With championship expectations, constant pressure and the ever-present national storylines, wins were, at times, bittersweet and losses had a more resounding blow.
"I had to win the stinking game and I had to whip him to do it," Bobby said after FSU's 48-31 victory in 2002. "It's not fun when you whip your son. I didn't tell him to get into coaching."
While the Bowden Bowl brought unprecedented attention to the sport, college football had its own less super, but just as stirring battle of brothers back in 1971. At the Gator Bowl in Jacksonville, Vince and Bill Dooley met with Georgia and North Carolina in one of the most interesting postseason pairings in history. Vince's Bulldogs were fresh off a remarkable 10-1 regular season, their lone loss coming to his alma mater Auburn. Bill's Tar Heels, ACC Champions, were 9-2. The Gator Bowl wasn't just a family reunion, but an occupational one as well.
"My brother and I both coached," Vince Dooley explained on the Southern Pigskin Radio Network. "When I came to Georgia, he actually was my offensive coordinator and the offensive line coach. I think he was well respected as one of the very best in the country. He helped me to get off to a good start at Georgia before he took the head coaching job at North Carolina, then on to Virginia Tech and then eventually at Wake Forest, 26 years as a head coach."
The game itself proved to be slow and deliberate, as it had to be to many close family and friends of the Dooley's. Georgia prevailed 7-3, with running back Jimmy Poulus claiming MVP honors. The postgame focus, though, was squarely on the coaches. Together, Bill and Vince were head coaches for a combined 51 seasons -- all in the south. They met only one time.
"We played one of his great teams in the Gator Bowl, which was not fun as we look back on it. Once the game starts, you are not concerned who is on the other sideline, it's team against team.

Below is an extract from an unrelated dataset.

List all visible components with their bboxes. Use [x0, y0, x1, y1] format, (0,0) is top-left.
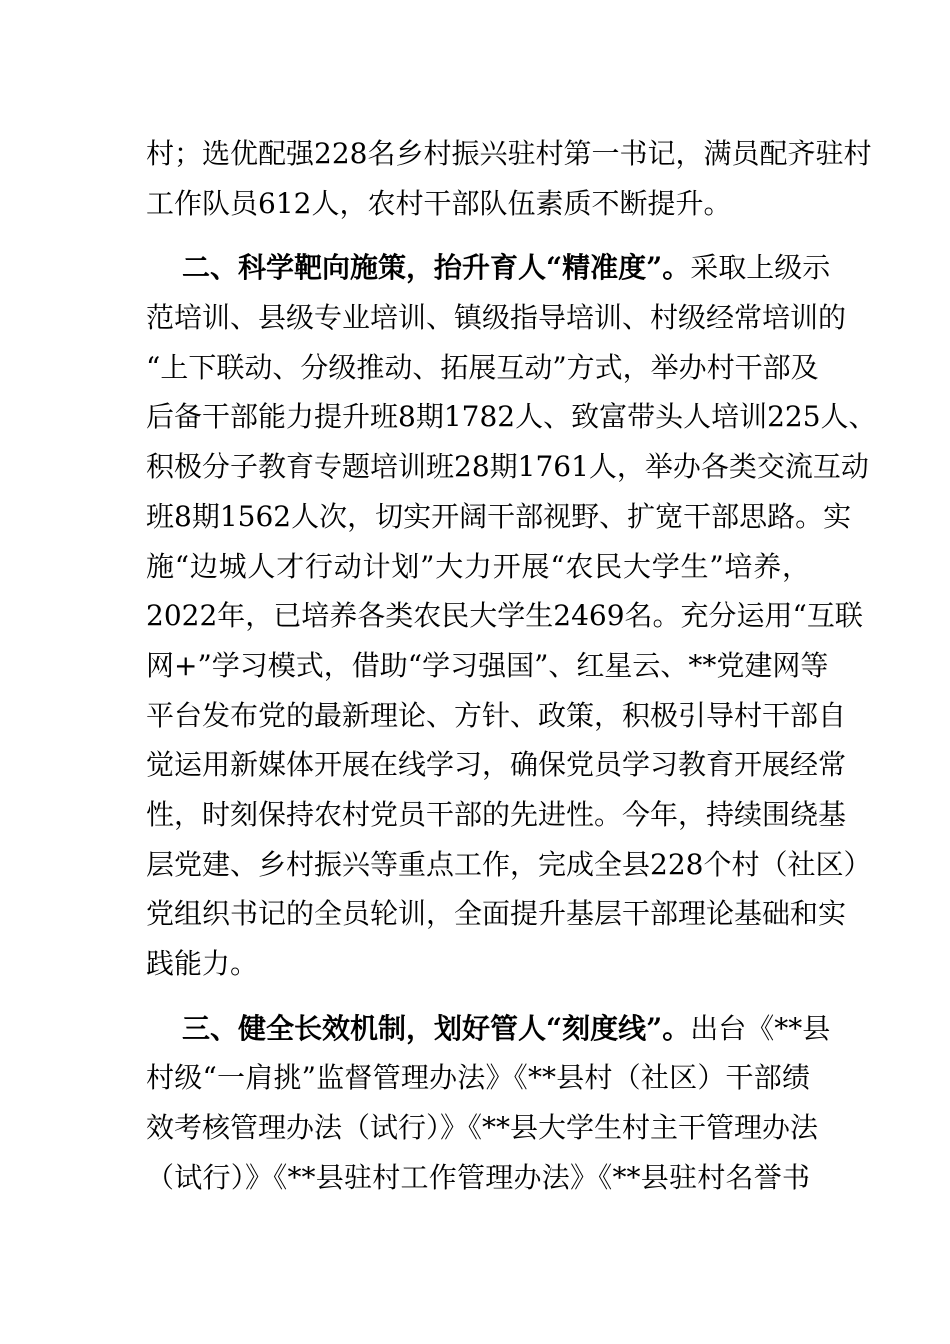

But, nevertheless, it does put some stress on family," Dooley continued. "When the game was over, we were fortunate to have won. As you walk across the field there is some empathy for the coach before you as you have been there before as losers. But when I looked up and saw that it was my brother, there was even more empathy. So that was not a good feeling. Then, the other part, kind of caused some problems in the family as who should pull for who. I'm glad we only did it one time."
Since that point, southern college football has seen brothers battle as head coaches just twice more. Watson and Mack Brown, with Vanderbilt and Tulane, played a pair of times in the 1980s. Siblings have been split on staffs from time-to-time, but head-to-head meetings have been few and far between throughout history.
The Harbaugh boys have met once in the NFL regular season season, a 16-6 Baltimore win. That game, played in late November of last year, was its own media frenzy. This, however, has been and will continue to be incredibly different. For one week the world is normally fixated on this one game. This year, the world is focused on one family.
It's long been said that football is a tight-knit fraternity. Those in the Super Bowl green room, just like those in the Gator Bowl four decades ago, have a tying bond a little more distinct.